I was fooling around with Google Trends the other day and uncovered a couple of developments in how interest in climate change has changed. Google Trends is a free tool often used by writers, marketers, and academics to show, when, where and how often a Google search is made. Graphs are generated which show the relative frequency that a search is made, Each search generates a new graph with the value of 100 at the time of the highest volume. All other smaller values are relative to the peak. It should also be mentioned that the search terms are language specific, meaning that terms are not translated into other languages—which would be awesome (if you’re a computer programmer, get on this ok?)
The first term I searched for was “climate change” (figure 1) which showed that worldwide googlers’ interest in climate change between 2004 and 2012. The first thing that surprised me was that there doesn’t seem to be a seasonal difference in either the global or US frequency of the term. I would have thought that hot summers increase interest, but in fact November 2010 was the peak time for the search. The second issue that surprised me was that even during the impact of the 2008 financial crisis interest in climate change remained high, but interest crashed considerably after the peak.
The maps below for the same Google search indicate that interest in “climate change” has changed considerably. In 2004, interest in climate change mostly came from wealthy (English speaking) Western countries (figure 2), whereas more recently it’s internet users in the developing world, most notably in Africa and Southeast Asia which are feeling the impacts of global warming (figure 3) that are more likely to Google “climate change”. However it should be noted that, of course, there has been a larger expansion in Googlers in the developing world than the developed.
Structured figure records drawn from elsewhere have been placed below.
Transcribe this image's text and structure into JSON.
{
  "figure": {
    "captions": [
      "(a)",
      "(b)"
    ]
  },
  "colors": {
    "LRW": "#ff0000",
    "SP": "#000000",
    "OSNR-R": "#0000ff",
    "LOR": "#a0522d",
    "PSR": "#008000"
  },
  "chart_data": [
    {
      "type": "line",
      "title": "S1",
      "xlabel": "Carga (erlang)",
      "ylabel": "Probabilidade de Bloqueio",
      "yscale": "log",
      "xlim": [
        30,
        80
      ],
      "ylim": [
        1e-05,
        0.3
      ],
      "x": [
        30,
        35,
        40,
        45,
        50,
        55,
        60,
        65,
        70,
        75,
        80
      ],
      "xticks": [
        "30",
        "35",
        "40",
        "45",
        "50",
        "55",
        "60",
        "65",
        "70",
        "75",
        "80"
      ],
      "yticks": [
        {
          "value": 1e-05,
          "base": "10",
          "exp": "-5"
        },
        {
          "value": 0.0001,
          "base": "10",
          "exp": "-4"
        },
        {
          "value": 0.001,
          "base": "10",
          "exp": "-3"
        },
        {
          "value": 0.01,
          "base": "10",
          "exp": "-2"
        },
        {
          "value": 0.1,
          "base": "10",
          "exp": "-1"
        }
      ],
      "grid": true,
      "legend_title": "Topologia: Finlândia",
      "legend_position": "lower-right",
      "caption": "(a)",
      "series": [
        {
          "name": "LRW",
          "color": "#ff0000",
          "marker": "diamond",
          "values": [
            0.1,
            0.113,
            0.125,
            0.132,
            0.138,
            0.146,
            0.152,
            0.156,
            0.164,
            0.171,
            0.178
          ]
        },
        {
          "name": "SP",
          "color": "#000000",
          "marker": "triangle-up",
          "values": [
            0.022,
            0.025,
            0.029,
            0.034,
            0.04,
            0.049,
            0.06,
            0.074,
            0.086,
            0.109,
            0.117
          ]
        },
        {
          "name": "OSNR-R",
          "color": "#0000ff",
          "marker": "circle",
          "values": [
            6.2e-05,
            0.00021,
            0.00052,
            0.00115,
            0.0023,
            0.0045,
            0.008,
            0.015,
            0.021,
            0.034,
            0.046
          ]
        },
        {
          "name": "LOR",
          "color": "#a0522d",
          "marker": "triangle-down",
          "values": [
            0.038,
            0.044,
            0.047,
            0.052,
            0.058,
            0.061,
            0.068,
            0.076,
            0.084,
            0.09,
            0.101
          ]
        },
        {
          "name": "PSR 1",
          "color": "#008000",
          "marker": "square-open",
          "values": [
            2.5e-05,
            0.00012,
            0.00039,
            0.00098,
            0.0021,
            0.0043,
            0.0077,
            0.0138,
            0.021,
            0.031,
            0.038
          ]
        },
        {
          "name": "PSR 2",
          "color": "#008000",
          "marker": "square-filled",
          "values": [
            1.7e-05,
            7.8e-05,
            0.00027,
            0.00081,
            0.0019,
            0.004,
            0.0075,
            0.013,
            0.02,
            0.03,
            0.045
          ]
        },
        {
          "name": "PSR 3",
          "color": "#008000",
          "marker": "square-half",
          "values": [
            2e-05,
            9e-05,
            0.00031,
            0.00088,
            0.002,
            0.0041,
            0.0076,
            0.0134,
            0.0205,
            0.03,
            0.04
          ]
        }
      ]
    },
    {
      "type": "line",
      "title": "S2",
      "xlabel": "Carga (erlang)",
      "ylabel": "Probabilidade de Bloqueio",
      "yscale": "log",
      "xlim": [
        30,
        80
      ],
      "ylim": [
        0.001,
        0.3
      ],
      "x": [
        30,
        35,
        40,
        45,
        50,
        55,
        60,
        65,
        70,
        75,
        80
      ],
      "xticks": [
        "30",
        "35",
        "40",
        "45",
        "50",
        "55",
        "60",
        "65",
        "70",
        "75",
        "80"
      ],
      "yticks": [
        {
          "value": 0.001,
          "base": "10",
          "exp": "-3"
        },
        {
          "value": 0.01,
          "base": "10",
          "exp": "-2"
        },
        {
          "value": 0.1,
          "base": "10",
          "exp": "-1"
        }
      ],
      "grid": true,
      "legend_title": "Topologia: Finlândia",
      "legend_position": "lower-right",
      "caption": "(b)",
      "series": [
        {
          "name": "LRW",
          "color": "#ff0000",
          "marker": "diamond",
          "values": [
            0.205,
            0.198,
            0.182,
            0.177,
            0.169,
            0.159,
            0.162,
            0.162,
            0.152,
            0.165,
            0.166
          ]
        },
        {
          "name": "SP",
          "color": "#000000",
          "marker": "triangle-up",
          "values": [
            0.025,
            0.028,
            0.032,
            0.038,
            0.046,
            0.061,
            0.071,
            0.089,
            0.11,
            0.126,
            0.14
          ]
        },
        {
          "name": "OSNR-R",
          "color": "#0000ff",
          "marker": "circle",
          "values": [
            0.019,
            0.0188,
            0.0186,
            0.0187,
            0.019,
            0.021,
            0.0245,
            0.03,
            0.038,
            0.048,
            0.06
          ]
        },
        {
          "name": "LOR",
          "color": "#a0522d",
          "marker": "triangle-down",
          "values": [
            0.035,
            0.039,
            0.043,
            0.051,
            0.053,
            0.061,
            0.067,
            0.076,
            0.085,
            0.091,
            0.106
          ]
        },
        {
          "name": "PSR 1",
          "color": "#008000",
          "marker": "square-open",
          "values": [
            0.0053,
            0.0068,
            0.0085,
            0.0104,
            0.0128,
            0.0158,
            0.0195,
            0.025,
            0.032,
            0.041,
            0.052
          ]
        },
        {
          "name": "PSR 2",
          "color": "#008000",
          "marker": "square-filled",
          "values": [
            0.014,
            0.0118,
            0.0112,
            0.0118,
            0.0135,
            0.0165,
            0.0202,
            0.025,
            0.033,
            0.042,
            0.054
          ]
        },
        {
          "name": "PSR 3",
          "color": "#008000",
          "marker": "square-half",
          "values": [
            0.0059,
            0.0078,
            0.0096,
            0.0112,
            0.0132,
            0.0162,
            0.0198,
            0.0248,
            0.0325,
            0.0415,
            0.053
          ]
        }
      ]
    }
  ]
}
At the US national level there have been similar changes in geographical interest in climate change. Surprisingly, changes in the interest in climate change as measured by Google trends once mirrored the politics of those states with more Democratic leaning states having more interest, but this too has changed since 2004 as shown in following figures show. However, there is interest in climate change has occurred in heavily Republican states from Utah and Arizona in the west to the Carolinas in the South despite an increasingly climate change denying politics on the political right. Given the shifting interest in climate change will there be a similar change in the politics? We’ll see.